Tuesday, October 7, 2014

Voter Suppression message is this: Why vote, what difference does it make and why let dumb people have a say?

As Republicans continue to complicate the voting process in each succeeding year they’re in power, perhaps someday we’ll just say, the hell with it. That’s the hope, as you see below.

Let’s face it, the right to vote is slipping away. Republicans have used their activist conservative courts to legitimize right wing extremism that claims that voter fraud exists, even without any proof. It plays very well with the natural conservative fear that somebody’s taking something away from them-like their vote.

With voter ID come’s a regulatory mess of convoluted hours, days and requirements to register and vote. And oddly, with the courts approval, nothing is too inconvenient anymore either.  

Again, the idea is to make voting a troublesome and an almost unnecessary act that in the big picture isn't worth the effort. “Maybe not this time” we'll say, due to that 20 minute drive to the other side of town where we’ll wait in a 3 hour line.

National Review loser and correspondent Kevin Williamson expresses what GOP politicians are suggesting all the time, and what we’re seeing in conservative tweets and Facebook sites as well.
If you would like to be filled with despair for the prospects of democracy, spend a few minutes attempting to decipher the psephological musings of Lena Dunham, the distinctly unappealing actress commissioned by Planned Parenthood to share with her presumably illiterate following “5 Reasons Why I Vote (and You Should, Too).” That’s 21st-century U.S. politics in miniature: a half-assed listicle penned by a half-bright celebrity and published by a gang of abortion profiteers.

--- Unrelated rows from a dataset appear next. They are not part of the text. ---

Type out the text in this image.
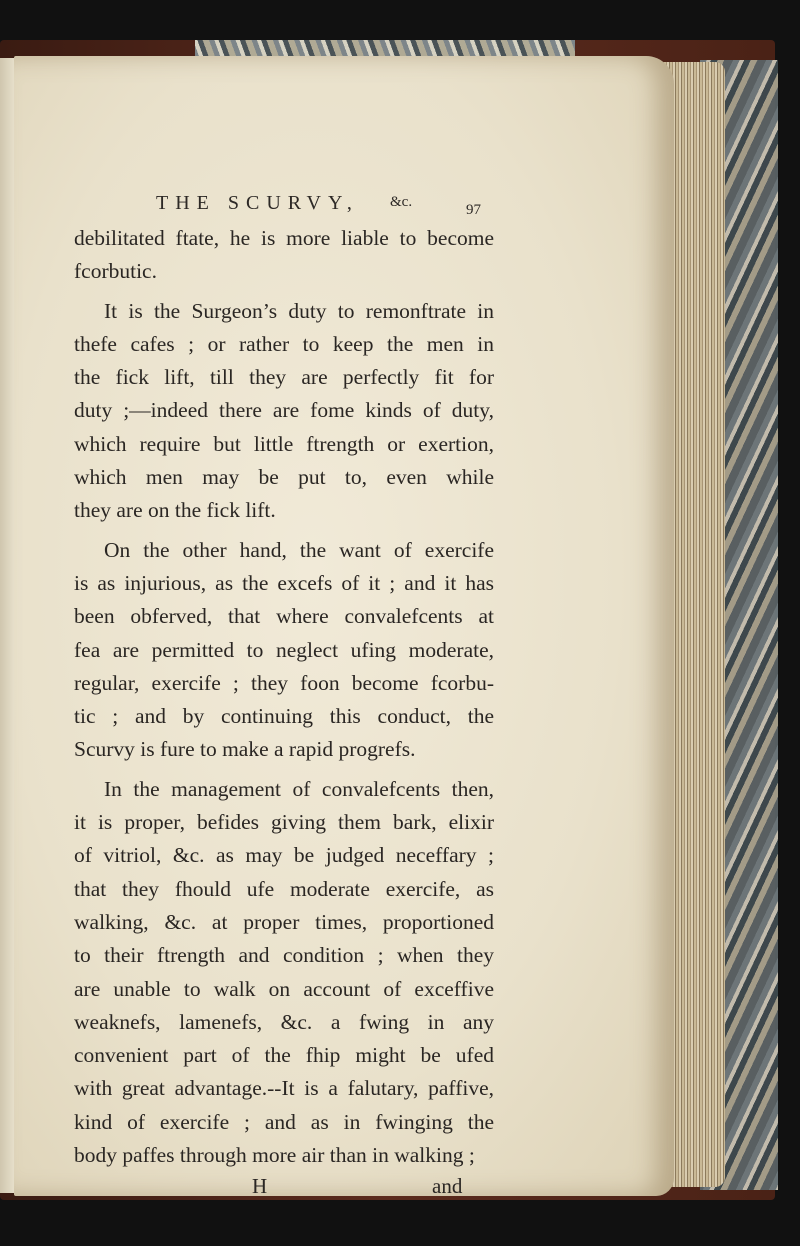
THE SCURVY, &c.	97
debilitated ftate, he is more liable to become
fcorbutic.
It is the Surgeon’s duty to remonftrate in
thefe cafes ; or rather to keep the men in
the fick lift, till they are perfectly fit for
duty ;—indeed there are fome kinds of duty,
which require but little ftrength or exertion,
which men may be put to, even while
they are on the fick lift.
On the other hand, the want of exercife
is as injurious, as the excefs of it ; and it has
been obferved, that where convalefcents at
fea are permitted to neglect ufing moderate,
regular, exercife ; they foon become fcorbu-
tic ; and by continuing this conduct, the
Scurvy is fure to make a rapid progrefs.
In the management of convalefcents then,
it is proper, befides giving them bark, elixir
of vitriol, &c. as may be judged neceffary ;
that they fhould ufe moderate exercife, as
walking, &c. at proper times, proportioned
to their ftrength and condition ; when they
are unable to walk on account of exceffive
weaknefs, lamenefs, &c. a fwing in any
convenient part of the fhip might be ufed
with great advantage.--It is a falutary, paffive,
kind of exercife ; and as in fwinging the
body paffes through more air than in walking ;
H	and
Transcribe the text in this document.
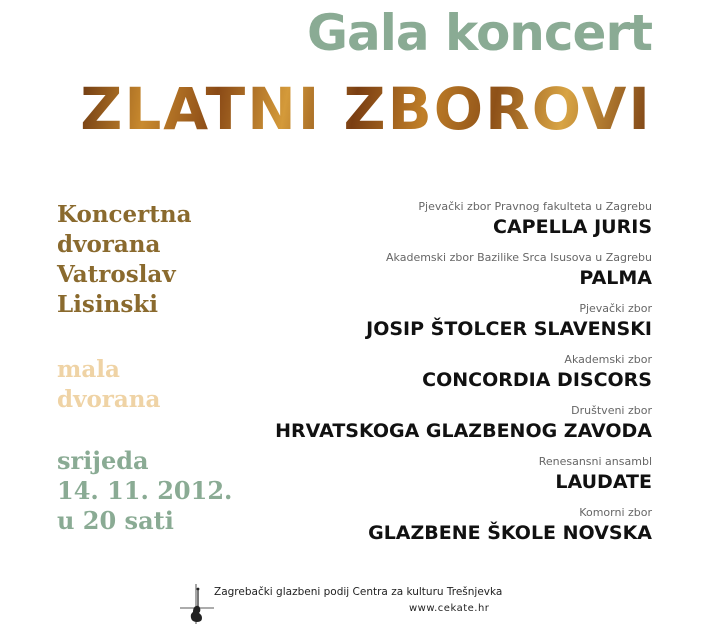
Gala koncert
ZLATNI ZBOROVI
Koncertna
dvorana
Vatroslav
Lisinski
mala
dvorana
srijeda
14. 11. 2012.
u 20 sati
Pjevački zbor Pravnog fakulteta u Zagrebu
CAPELLA JURIS
Akademski zbor Bazilike Srca Isusova u Zagrebu
PALMA
Pjevački zbor
JOSIP ŠTOLCER SLAVENSKI
Akademski zbor
CONCORDIA DISCORS
Društveni zbor
HRVATSKOGA GLAZBENOG ZAVODA
Renesansni ansambl
LAUDATE
Komorni zbor
GLAZBENE ŠKOLE NOVSKA
Zagrebački glazbeni podij Centra za kulturu Trešnjevka
www.cekate.hr
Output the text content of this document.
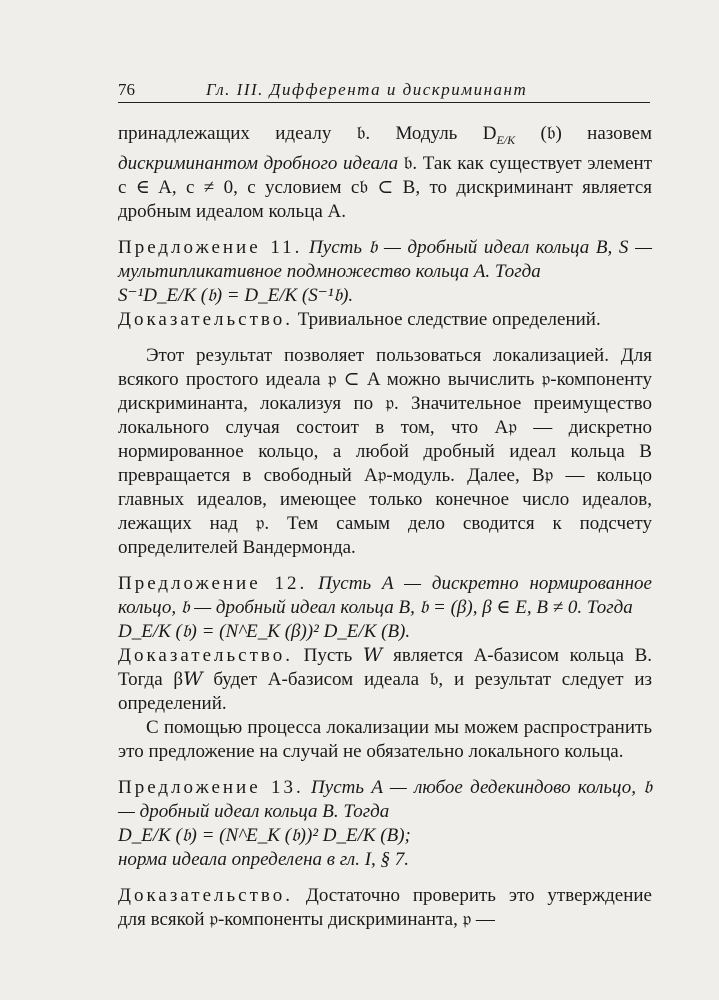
76	Гл. III. Дифферента и дискриминант

принадлежащих идеалу 𝔟. Модуль $D_{E/K}$ (𝔟) назовем дискриминантом дробного идеала 𝔟. Так как существует элемент c ∈ A, c ≠ 0, с условием c𝔟 ⊂ B, то дискриминант является дробным идеалом кольца A.

Предложение 11. Пусть 𝔟 — дробный идеал кольца B, S — мультипликативное подмножество кольца A. Тогда

S⁻¹D_E/K (𝔟) = D_E/K (S⁻¹𝔟).

Доказательство. Тривиальное следствие определений.

Этот результат позволяет пользоваться локализацией. Для всякого простого идеала 𝔭 ⊂ A можно вычислить 𝔭-компоненту дискриминанта, локализуя по 𝔭. Значительное преимущество локального случая состоит в том, что A𝔭 — дискретно нормированное кольцо, а любой дробный идеал кольца B превращается в свободный A𝔭-модуль. Далее, B𝔭 — кольцо главных идеалов, имеющее только конечное число идеалов, лежащих над 𝔭. Тем самым дело сводится к подсчету определителей Вандермонда.

Предложение 12. Пусть A — дискретно нормированное кольцо, 𝔟 — дробный идеал кольца B, 𝔟 = (β), β ∈ E, B ≠ 0. Тогда

D_E/K (𝔟) = (N^E_K (β))² D_E/K (B).

Доказательство. Пусть 𝑊 является A-базисом кольца B. Тогда β𝑊 будет A-базисом идеала 𝔟, и результат следует из определений.

С помощью процесса локализации мы можем распространить это предложение на случай не обязательно локального кольца.

Предложение 13. Пусть A — любое дедекиндово кольцо, 𝔟 — дробный идеал кольца B. Тогда

D_E/K (𝔟) = (N^E_K (𝔟))² D_E/K (B);

норма идеала определена в гл. I, § 7.

Доказательство. Достаточно проверить это утверждение для всякой 𝔭-компоненты дискриминанта, 𝔭 —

Miss Dunham, reflecting celebrity culture at large, makes a fetish of voting, and it is easy to see why: Voting is the most shallow gesture of citizenship there is, the issuance of a demand — a statement that “this is how the world should be,” as Miss Dunham puts it — imposing nothing in the way of reciprocal responsibility. Power without responsibility. 

As a procedure for sorting out complex policy issues, voting is of distinctly limited value: If you wanted to know whether the compressive strength of a particular material were sufficient to support a bridge over Interstate 20, you would not go about solving that problem by bundling that question with 10,000 other equally precise and complex but largely unrelated questions ... to the least-informed few million people you could identify ... That would be a bad way to build a bridge — a homicidal way, in fact — and though it is a necessary instrument of accountability in a democratic republic, voting properly plays a very limited role.

For instance, we have a Bill of Rights, which could with equal accuracy be called the List of Stuff You Idiots Can’t Be Trusted To Vote On.

But for Miss Dunham et al., this isn’t a question of citizenship — it’s a therapeutic matter. Voting, she promises, will offer “a sense of accomplishment,” knowledge that one has done the right thing, even “joy.” But checking a box is the most trivial accomplishment imaginable; having done so is no guarantee that one has done the right thing, inasmuch as voters routinely make bad decisions for evil reasons.

She writes: “The crazy and depressing truth is that there are people running for office right now who could actually affect your life. PARTICULARLY your sex life. PARTICULARLY if you’re a woman. Yup.” The very conservative editors of this magazine are in fact trying to make it easier for them to do so with over-the-counter birth control … so allow me to pass along the message: We really, truly, sincerely do not wish to be involved in your sex life.
Yup, and that must mean conservative men don’t want to be involved in their own sex life or use birth control. But just be clear...
I would like to suggest, as gently as I can, that if you are voting as an act of self-gratification, if you do not understand the role that voting in fact plays in a constitutional republic, and if you need Lena Dunham to tell you why and how you should be voting — you should not vote. If you get your politics from actors and your news from television comedians — you should not vote. There’s no shame in it, your vote is statistically unlikely to affect the outcome of an election. 
Pretty easy message to understand. Who cares about voter suppression, since we "should not vote" anyway.